Thrust: The C++ Parallel Algorithms Library

Thrust: The C++ Parallel Algorithms Library

Thrust is the C++ parallel algorithms library which inspired the introduction of parallel algorithms to the C++ Standard Library. Thrust’s high-level interface greatly enhances programmer productivity while enabling performance portability between GPUs and multicore CPUs. It builds on top of established parallel programming frameworks (such as CUDA, TBB, and OpenMP). It also provides a number of general-purpose facilities similar to those found in the C++ Standard Library.

Thrust is an open source project; it is available on [GitHub] and included in the NVIDIA HPC SDK and CUDA Toolkit. If you have one of those SDKs installed, no additional installation or compiler flags are needed to use Thrust.

Examples

Thrust is best learned through examples.

The following example generates random numbers serially and then transfers them to a parallel device where they are sorted.

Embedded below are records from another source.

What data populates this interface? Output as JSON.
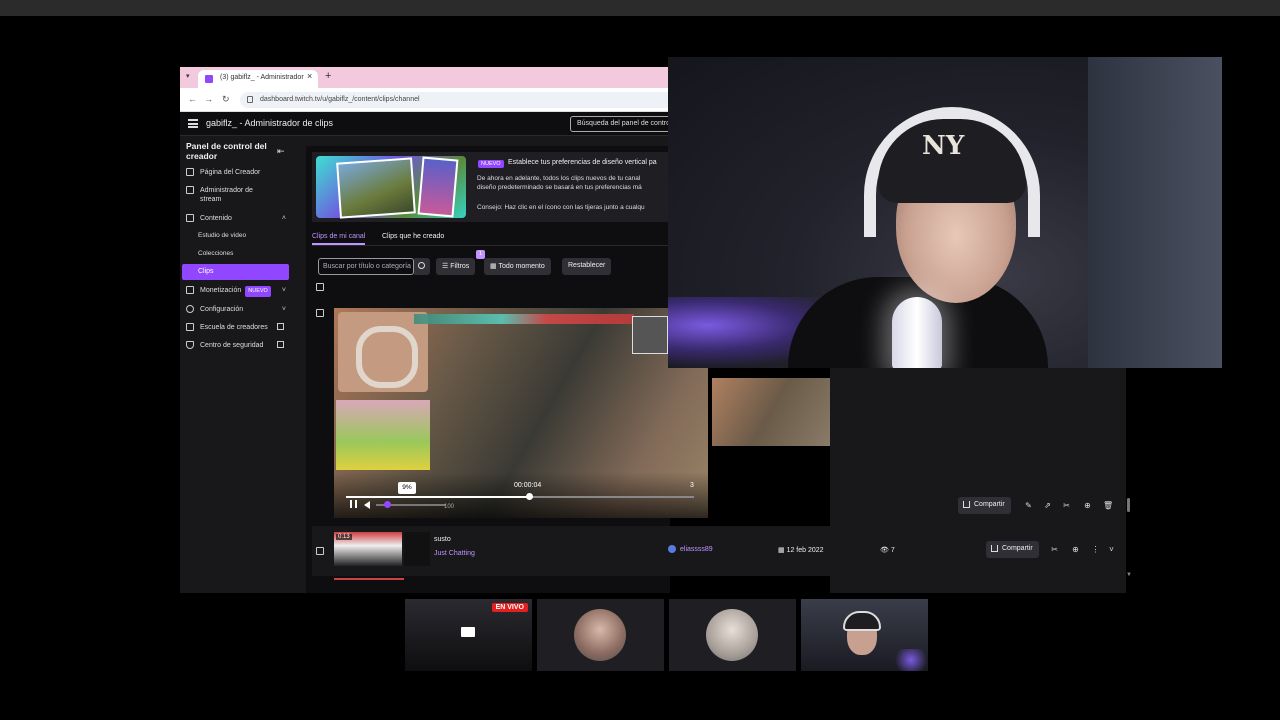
{
  "browser": {
    "tab_title": "(3) gabiflz_ - Administrador",
    "url": "dashboard.twitch.tv/u/gabiflz_/content/clips/channel"
  },
  "app": {
    "title": "gabiflz_ - Administrador de clips",
    "search_placeholder": "Búsqueda del panel de control"
  },
  "sidebar": {
    "title": "Panel de control del creador",
    "items": [
      {
        "label": "Página del Creador"
      },
      {
        "label": "Administrador de stream"
      },
      {
        "label": "Contenido"
      },
      {
        "label": "Estudio de video"
      },
      {
        "label": "Colecciones"
      },
      {
        "label": "Clips"
      },
      {
        "label": "Monetización",
        "badge": "NUEVO"
      },
      {
        "label": "Configuración"
      },
      {
        "label": "Escuela de creadores"
      },
      {
        "label": "Centro de seguridad"
      }
    ]
  },
  "banner": {
    "badge": "NUEVO",
    "heading": "Establece tus preferencias de diseño vertical pa",
    "line1": "De ahora en adelante, todos los clips nuevos de tu canal",
    "line2": "diseño predeterminado se basará en tus preferencias má",
    "tip": "Consejo: Haz clic en el ícono con las tijeras junto a cualqu"
  },
  "tabs": {
    "mine": "Clips de mi canal",
    "created": "Clips que he creado"
  },
  "filters": {
    "search_placeholder": "Buscar por título o categoría",
    "filters_label": "Filtros",
    "filters_count": "1",
    "time_label": "Todo momento",
    "reset_label": "Restablecer"
  },
  "player": {
    "timecode": "00:00:04",
    "end_label": "3",
    "volume_tooltip": "9%",
    "volume_max": "100"
  },
  "actions": {
    "share": "Compartir"
  },
  "clip_row": {
    "duration": "0:13",
    "title": "susto",
    "category": "Just Chatting",
    "creator": "eliassss89",
    "date": "12 feb 2022",
    "views": "7"
  },
  "participants": {
    "live_badge": "EN VIVO"
  },
  "webcam": {
    "cap_logo": "NY"
  }
}
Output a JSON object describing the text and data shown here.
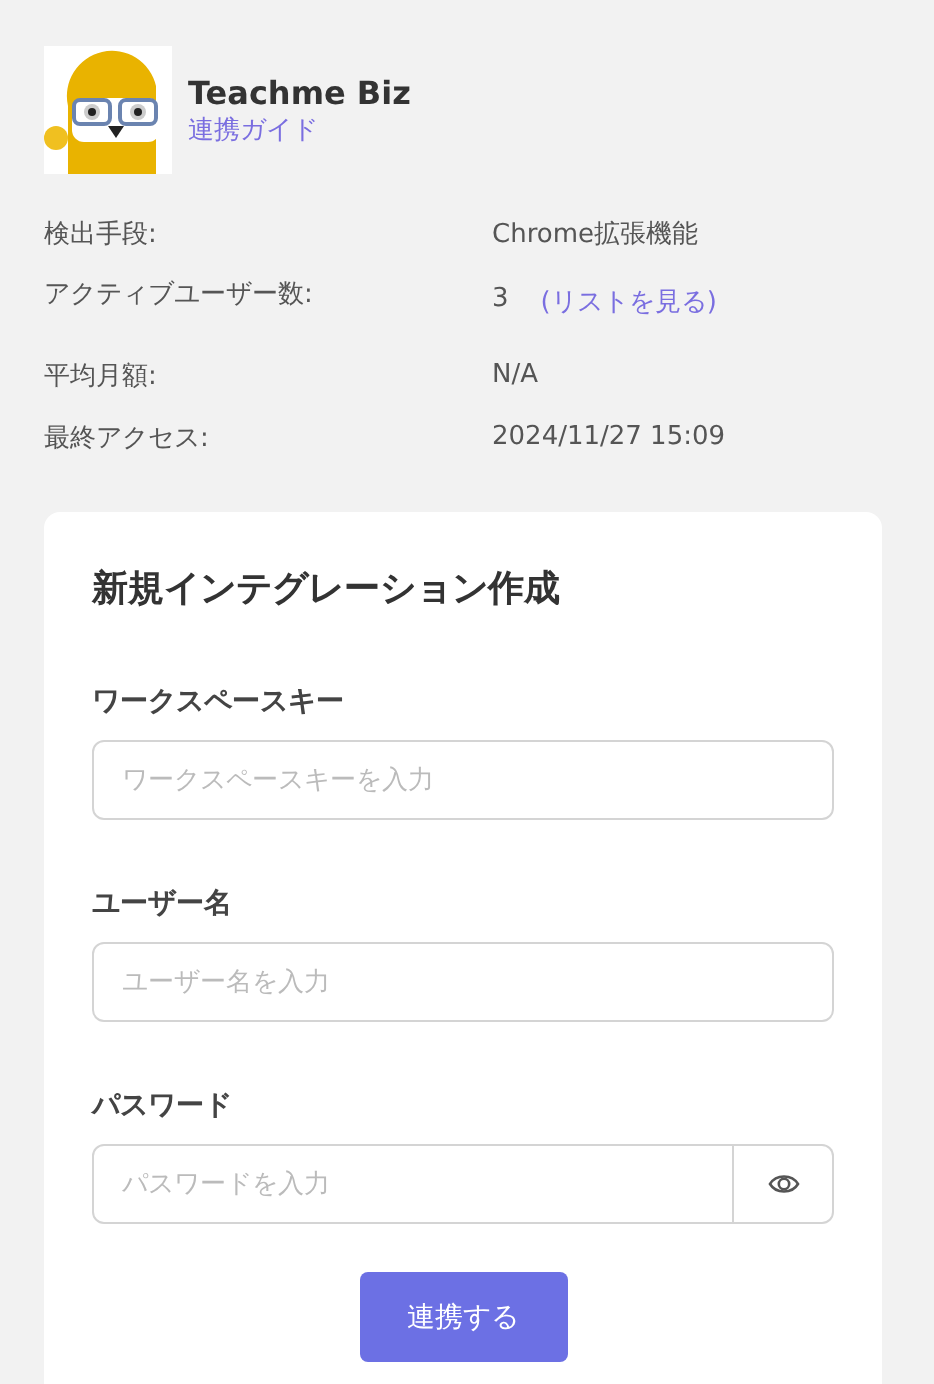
{
  "app": {
    "name": "Teachme Biz",
    "guide_link": "連携ガイド"
  },
  "details": [
    {
      "label": "検出手段:",
      "value": "Chrome拡張機能"
    },
    {
      "label": "アクティブユーザー数:",
      "value": "3",
      "link": "(リストを見る)"
    },
    {
      "label": "平均月額:",
      "value": "N/A"
    },
    {
      "label": "最終アクセス:",
      "value": "2024/11/27 15:09"
    }
  ],
  "form": {
    "title": "新規インテグレーション作成",
    "fields": [
      {
        "kind": "text",
        "label": "ワークスペースキー",
        "placeholder": "ワークスペースキーを入力"
      },
      {
        "kind": "text",
        "label": "ユーザー名",
        "placeholder": "ユーザー名を入力"
      },
      {
        "kind": "password",
        "label": "パスワード",
        "placeholder": "パスワードを入力"
      }
    ],
    "submit": "連携する"
  }
}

#include <thrust/host_vector.h>
#include <thrust/device_vector.h>
#include <thrust/generate.h>
#include <thrust/sort.h>
#include <thrust/copy.h>
#include <thrust/random.h>

int main() {
  // Generate 32M random numbers serially.
  thrust::default_random_engine rng(1337);
  thrust::uniform_int_distribution<int> dist;
  thrust::host_vector<int> h_vec(32 << 20);
  thrust::generate(h_vec.begin(), h_vec.end(), [&] { return dist(rng); });

  // Transfer data to the device.
  thrust::device_vector<int> d_vec = h_vec;

  // Sort data on the device.
  thrust::sort(d_vec.begin(), d_vec.end());

  // Transfer data back to host.
  thrust::copy(d_vec.begin(), d_vec.end(), h_vec.begin());
}

See it on Godbolt

This example demonstrates computing the sum of some random numbers in parallel:

#include <thrust/host_vector.h>
#include <thrust/device_vector.h>
#include <thrust/generate.h>
#include <thrust/reduce.h>
#include <thrust/functional.h>
#include <thrust/random.h>

int main() {
  // Generate random data serially.
  thrust::default_random_engine rng(1337);
  thrust::uniform_real_distribution<double> dist(-50.0, 50.0);
  thrust::host_vector<double> h_vec(32 << 20);
  thrust::generate(h_vec.begin(), h_vec.end(), [&] { return dist(rng); });

  // Transfer to device and compute the sum.
  thrust::device_vector<double> d_vec = h_vec;
  double x = thrust::reduce(d_vec.begin(), d_vec.end(), 0, thrust::plus<int>());
}

See it on Godbolt

This example show how to perform such a reduction asynchronously:

#include <thrust/host_vector.h>
#include <thrust/device_vector.h>
#include <thrust/generate.h>
#include <thrust/async/copy.h>
#include <thrust/async/reduce.h>
#include <thrust/functional.h>
#include <thrust/random.h>
#include <numeric>

int main() {
  // Generate 32M random numbers serially.
  thrust::default_random_engine rng(123456);
  thrust::uniform_real_distribution<double> dist(-50.0, 50.0);
  thrust::host_vector<double> h_vec(32 << 20);
  thrust::generate(h_vec.begin(), h_vec.end(), [&] { return dist(rng); });

  // Asynchronously transfer to the device.
  thrust::device_vector<double> d_vec(h_vec.size());
  thrust::device_event e = thrust::async::copy(h_vec.begin(), h_vec.end(),
                                               d_vec.begin());

  // After the transfer completes, asynchronously compute the sum on the device.
  thrust::device_future<double> f0 = thrust::async::reduce(thrust::device.after(e),
                                                           d_vec.begin(), d_vec.end(),
                                                           0.0, thrust::plus<double>());

  // While the sum is being computed on the device, compute the sum serially on
  // the host.
  double f1 = std::accumulate(h_vec.begin(), h_vec.end(), 0.0, thrust::plus<double>());
}

See it on Godbolt

Getting The Thrust Source Code & Developing Thrust

Thrust started as a stand-alone project, but as of March 2024 Thrust is a part of the CUDA Core Compute Libraries (CCCL). Please refer to the [CCCL Getting Started section] and the Contributing Guide for instructions on how to get started developing the CCCL sources.